Lightning Returns is better than it has any right to be.

Let's get the obvious issues out of the way first: every NPC without a significant questline looks like they weren't meant to be seen up close, the story takes a long time before it starts letting the player in on its secrets, and many of the side quests are nonsensical and hardly worth paying attention to.

That said, the latter two things in that list seem extremely intentional in a surprising way.

This game does this really interesting thing where, when the story starts, it hardly feels like it relates to the prior two entries in the Final Fantasy XIII trilogy, and it takes several hours before the connective strings start showing themselves in any meaningful way.

You get about 5 or so hours of "Why are these characters acting so fucking weird?" until the game lets on that you're supposed to be asking that question because it starts asking too, and that's where things kick off.

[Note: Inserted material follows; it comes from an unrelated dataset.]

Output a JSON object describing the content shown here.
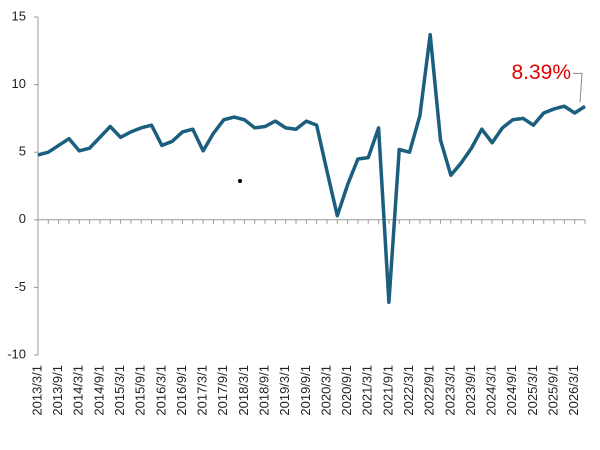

The main story quests are genuinely thrilling, especially if you've played every game in this trilogy, and there's a certain intentionality that, between these massive dungeons and the (extremely sick) one-on-one duels that show up periodically, Lightning's job is to help normal people with normal things.

This juxtaposition is so off-putting at first, and just like my previous point, it's hard to tell if the game is in on how weird the tonal shifts are until it comes out and tells you, which does a lot of work to justify the game's very base concepts.

I won't get into those specific concepts because I think this game thrives on the player being pulled along at its desired pace, but trust me when I say there's a surprising amount of pay-off for all of it.

But the most fun part? The amount of creativity put in the player's hands in how they approach combat in this game is a delight. Changing costumes is cool, adding personal touches to those are cool, building out three classes with different movesets for Lightning to switch between on the fly is damn cool.

I've come out of this trilogy so pleasantly surprised that it somehow managed to stay standing on its own merits across all three games, especially in the midst of how much Square was struggling while these games were being developed.